Former Algerian President Abdelaziz Bouteflika has been laid to rest, quietly honored despite being forced from office in 2019 after two decades in power
ALGIERS, Algeria — Former Algerian President Abdelaziz Bouteflika was laid to rest on Sunday in the martyrs section of the capital’s main cemetery, quietly honored despite his fall from grace, forced from office after two decades.
The cemetery in Algiers was closed to the public and no images of the ceremony were carried on Algerian television, suggesting a clear wish by authorities not to go overboard as Tebboune moves the country into the post-Bouteflika era.
Bouteflika, who had been ailing since a stroke in 2013, died Friday at 84. His public appearances had been rare in the final years of his presidency. His long rule, riddled with corruption, ended in 2019 after months of street protests triggered by his plan to seek yet another term. The army chief at the time then demanded that he withdraw.
Video circulating on social media showed images of Bouteflika’s brother Said, who is charged with corruption but was briefly released from jail to pay his final respects to his older brother at a presidential residence where the former leader was being cared for.
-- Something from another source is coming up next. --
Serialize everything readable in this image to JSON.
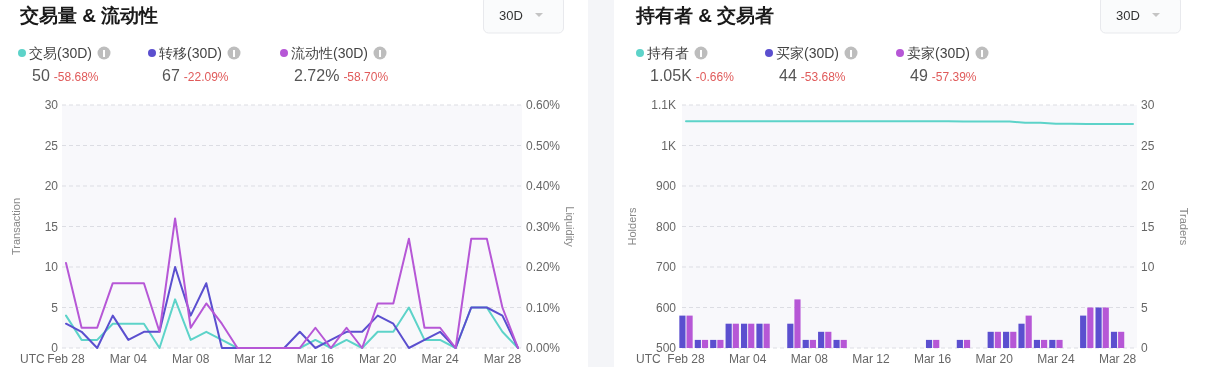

Hundreds of citizens stood outside the cemetery, unable to enter until officials had departed. Among those kept away were members of a Sufi association, a Muslim sect that Bouteflika reportedly was drawn to, which held its own small ceremony at the gate.
French President Emmanuel Macron praised Bouteflika as a “major figure of Algeria’s contemporary history.” A statement Sunday from the president’s office noted Bouteflika’s role in Algeria’s struggle for independence from France, won in 1962 after a seven-year war, and his role as foreign minister for 15 years.
Also sending his condolences was King Mohammed VI of neighboring Morocco, with whom Algeria has had an increasingly tense relationship under Tebboune.